INSTITUT DE FRANCE
ACADÉMIE FRANÇAISE
SECOND CENTENAIRE DE LA MORT DE RACINE
ALLOCUTION DE
M. HENRY HOUSSAYE
MEMBRE DE L’ACADÉMIE FRANÇAISE
AU BANQUET DE LA FERTÉ-MILON
Le 23 avril 1899
MONSIEUR LE MAIRE,
Au nom de l’Académie française, je vous félicite et je vous remercie pour la part que la ville de la Ferté-Milon a prise à la commémoration du deuxième centenaire de Racine.
Ce deuxième centenaire est célébré avec l’éclat qui convenait. En l’église de Saint-Étienne-du-Mont, Monseigneur l’évêque d’Orléans a prononcé le panégyrique du grand poète chrétien d’Esther et d’Athalie. La Comédie-Française a représenté Bérénice et les Plaideurs, ces deux chefs-d’œuvre de l’auteur tragique et de l’auteur comique par miracle réunis en un seul homme. Après-demain, on inaugurera sur les ruines de Port-Royal un buste de Racine, et nous entendrons un de nos plus chers confrères dire, avec sa grâce simple, pénétrante et puissante, — la grâce des forts, — comment la Muse grecque prit le jeune Racine dans cette austère Maison pour le mener au Panthéon des grands tragiques.
Il fallait aussi que le glorieux souvenir de Racine fût célébré dans cette ville de la Ferté-Milon, où il est né d’une très vieille famille milanaise, où il a passé ses dix premières années, où il est maintes fois revenu et que, aux heures fortunées comme aux heures sombres, il n’a jamais oubliée.

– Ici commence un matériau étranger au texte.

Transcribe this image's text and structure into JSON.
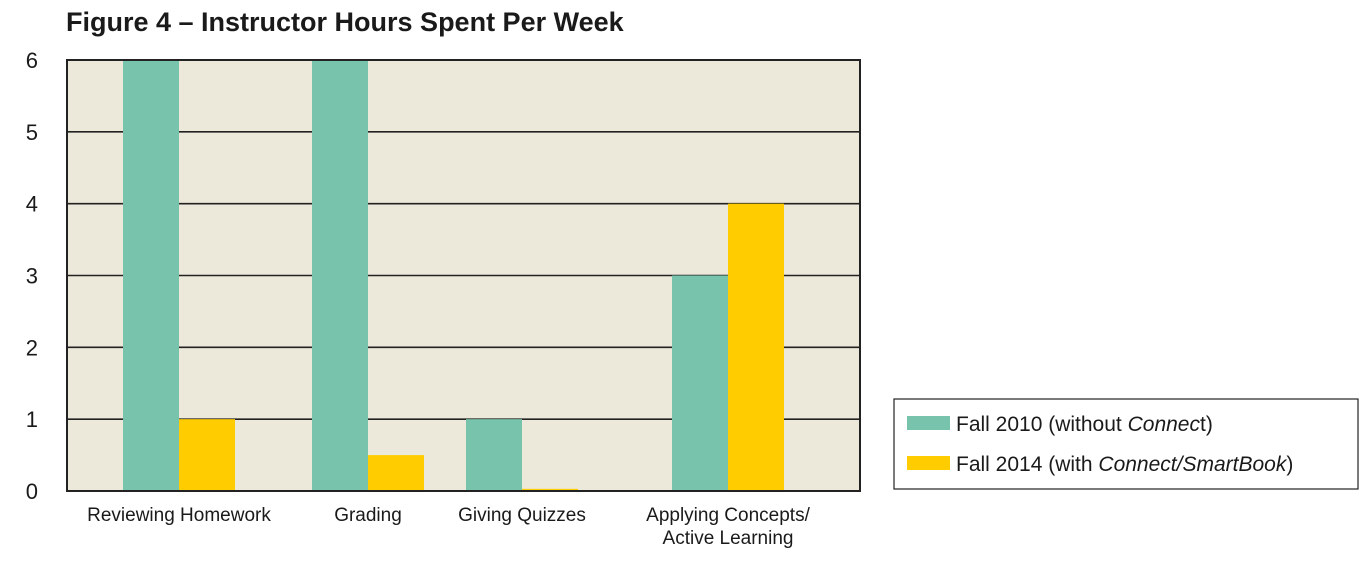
{
  "colors": {
    "plot_background": "#ece8da",
    "gridline": "#222222",
    "axis": "#222222",
    "series_2010": "#78c3ac",
    "series_2014": "#ffcc00"
  },
  "chart_data": {
    "type": "bar",
    "title": "Figure 4 – Instructor Hours Spent Per Week",
    "xlabel": "",
    "ylabel": "",
    "ylim": [
      0,
      6
    ],
    "yticks": [
      "0",
      "1",
      "2",
      "3",
      "4",
      "5",
      "6"
    ],
    "grid": true,
    "legend_position": "bottom-right",
    "categories": [
      [
        "Reviewing Homework"
      ],
      [
        "Grading"
      ],
      [
        "Giving Quizzes"
      ],
      [
        "Applying Concepts/",
        "Active Learning"
      ]
    ],
    "series": [
      {
        "name": "Fall 2010 (without Connect)",
        "name_parts": [
          {
            "text": "Fall 2010 (without ",
            "italic": false
          },
          {
            "text": "Connec",
            "italic": true
          },
          {
            "text": "t)",
            "italic": false
          }
        ],
        "values": [
          6,
          6,
          1,
          3
        ]
      },
      {
        "name": "Fall 2014 (with Connect/SmartBook)",
        "name_parts": [
          {
            "text": "Fall 2014 (with ",
            "italic": false
          },
          {
            "text": "Connect/SmartBook",
            "italic": true
          },
          {
            "text": ")",
            "italic": false
          }
        ],
        "values": [
          1,
          0.5,
          0.03,
          4
        ]
      }
    ]
  }
}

Vous avez ici le culte de Racine. Nous nous sommes arrêtés, dans la ville, devant sa statue et devant deux de ses bustes. À la mairie, vous avez créé un petit musée Racine. Au milieu de gravures, de livres, de pièces de toute sorte, vous y conservez précieusement le registre paroissial où vous nous avez fait déchiffrer tantôt l’acte de naissance de l’immortel poète. Vous vous disputez, Monsieur le Maire, avec quatre ou cinq de vos concitoyens, l’honneur de posséder la maison où naquit Racine, ou, pour parler plus exactement, de la maison qui s’élève maintenant sur l’emplacement de sa maison natale. Après ce pèlerinage, nous avons entendu à l’église, en présence de Monseigneur l’évêque de Soissons, les chœurs d’Esther, par les chanteurs de Saint-Gervais et le panégyrique de Racine, par M. l’abbé Vignot. Dans la salle de spectacle improvisée au pied du vieux château, les comédiens du Théâtre-Français ont joué les Plaideurs et Bérénice. Pour toile de fond, un rideau de toile d’Andrinople ; comme accessoires, trois chaises et, un guéridon de style Empire. Mais Racine et sa principale interprète d’aujourd’hui, Mlle Bartet, qui est la plus touchante, la plus exquise, la plus racinienne des Bérénices, se passent aisément de décors.
Six mille personnes du département de l’Aisne sont venues à cette solennité. Leur foule, ces arcs de triomphe de verdure, ces maisons où flottent les drapeaux, ces illuminations, ces poteaux, enguirlandés de fleurs et de rubans, qui supportent les écussons de la vieille cité du Valois : de gueules à la salamandre d’or, et de la famille Racine : d’azur au cygne d’argent, font penser à une fête nationale. Fête nationale, je dis bien. La fête de Racine est une fête nationale. En célébrant Racine, vous rendez hommage aux lettres, vous honorez votre cité. Mais vous célébrez aussi la Patrie. La Patrie, ce n’est pas seulement le sol et ses richesses, ce n’est pas seulement la grande famille de millions d’individus, ce n’est pas seulement la communauté de langue, d’origine, de croyances, d’idées et de travaux, ce n’est pas seulement le drapeau. C’est aussi le culte du passé, les souvenirs glorieux, les belles actions et les grands hommes. Un Pascal, un Racine, un Victor Hugo, compte à l’égal d’une province. Que Molière ou Corneille, ou votre voisin de Château-Thierry, l’incomparable Jean de La Fontaine, n’eût pas existé, ce serait une diminution du patrimoine national, un amoindrissement de la patrie française.